Image source: First Solar.
What will First Solar's operations look like
First Solar has said its gross margins will be 21.1% to 22.5% in 2018, and after reporting a 30.5% gross margin in the first quarter, it's likely we'll see gross margin slip in the first quarter. Investors should watch closely what management has to say about costs and margins for the new Series 6 solar panels that are early in production. They have targeted a gross margin over 20% on the Series 6 product, so this will be the first indication we get as to actual performance.
The other important number is operating expenses, which management said would be $400 million to $410 million in 2018. In the first quarter, operating expenses were $98.5 million, so the company is on the right path. But with manufacturing upgrades taking place and research and development costs going towards new development, it's important to keep costs under control.
Why orders are so important
Over the last year, First Solar has decided to nearly double its manufacturing capacity to 7,600 MW. The move could drive growth if the company can continue to get good prices for future sales, but that's no guarantee.
The first thing I want to see is how much future production was booked in the last three months. First Solar needs to book about 2,000 MW per quarter to keep up with production and has about 12,000 MW to book before early 2022 when its solar import tariffs expire, eliminating a key competitive advantage.
From a price standpoint, the last three months probably weren't good for First Solar.
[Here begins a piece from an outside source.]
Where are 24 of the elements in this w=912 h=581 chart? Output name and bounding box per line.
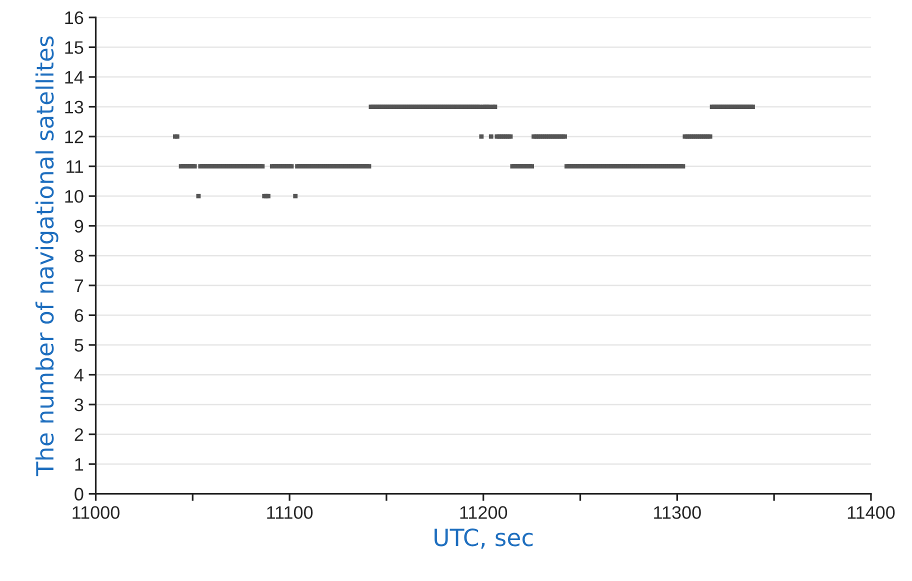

China cut its subsidies, which will sap demand in the world's largest solar market. Roth Capital estimates the solar market will be oversupplied by 34,000 MW in 2018, and as a result panel prices will decline 32% to 36%. That'll directly impact First Solar's sale prices as commodity solar panels have become more competitive.
Expect management to give investors an indication of how China's moves have impacted sales volumes and pricing. This should be a big topic on the conference call and will likely be the most important factor for investors.
A lot of questions for First Solar
First Solar was the biggest beneficiary of President Donald Trump's solar tariffs earlier this year, booking an abnormally high volume of sales over the past nine months as developers scrambled to find tariff-free supply. But the winds of the industry have changed and First Solar is now facing more pricing pressure than ever from commodity solar manufacturers that are in an oversupplied market. That could hurt First Solar's long-term results and keep the stock from rebounding in 2018.